As Lista A e R impugnaram a urna de Bioquímica. Inicialmente a urna estava para ficar no Departamento de Arquitectura, mas como este Departamento ainda não tinha autorizado oficialmente a sua colocação a comissão eleitoral, e todos os delegados das listas, concordaram em levar para Bioquímica. Durante o dia tudo correu normalmente, quando fechou a Lista A e R reclamaram. A comissão eleitoral levou a votos a decisão e, claro esta, toca a penalizar a lista mais forte (ainda mais na Faculdade do candidato à Lista T, Eduardo Barroco de Melo).
Ora, se a comissão eleitoral e delegados aceitaram mudar o sitio da votação, assinando os cadernos eleitorais, não vemos razões para tal impugnação.

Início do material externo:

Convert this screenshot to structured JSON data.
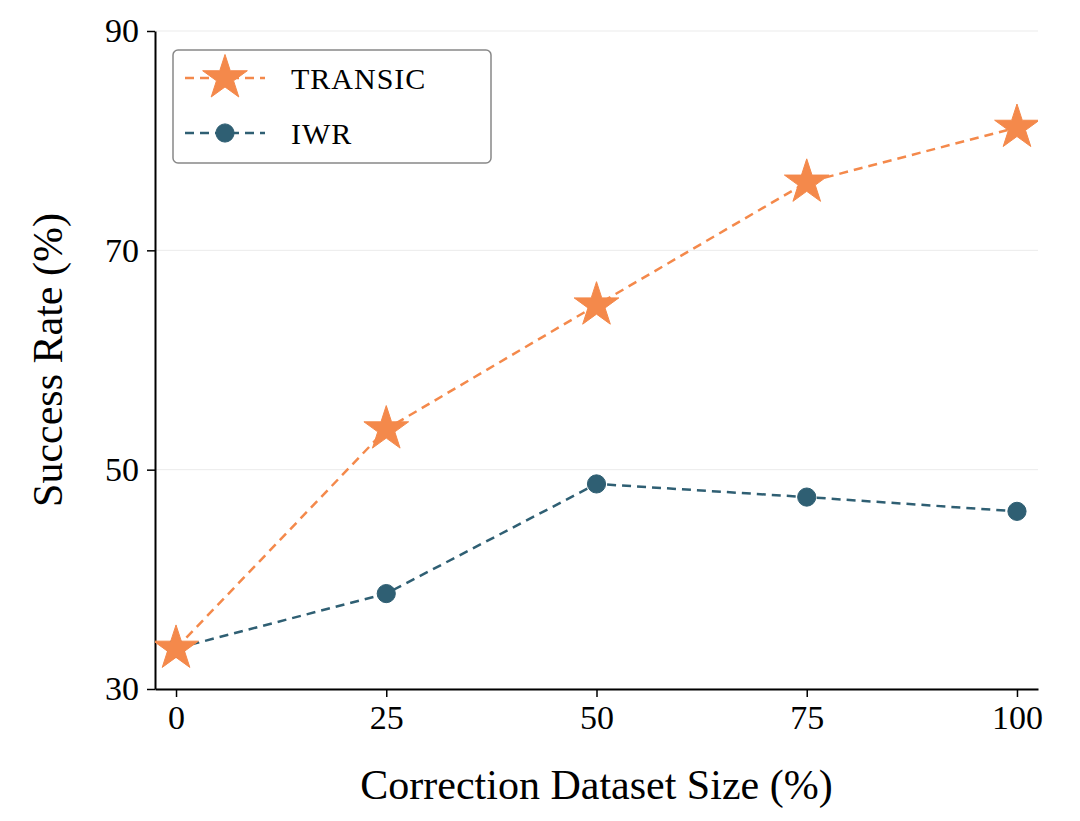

Foram destruídos cerca de 140 votos, que não será difícil perceber de que lista eram.
Os mesmos alunos que votaram hoje em Bioquímica, e que viram os seus votos a serem inutilizados por decisões que só demonstram que seriedade e vergonha na cara é coisa que não abunda por estes lados, poderão votar amanhã.
Esquecem os sem palavra que estes efeitos são perversos. Já no ano anterior impugnaram urna, com maior numero de votos, e nem por isso Miguel Portugal deixou de ter a maior vitória de sempre.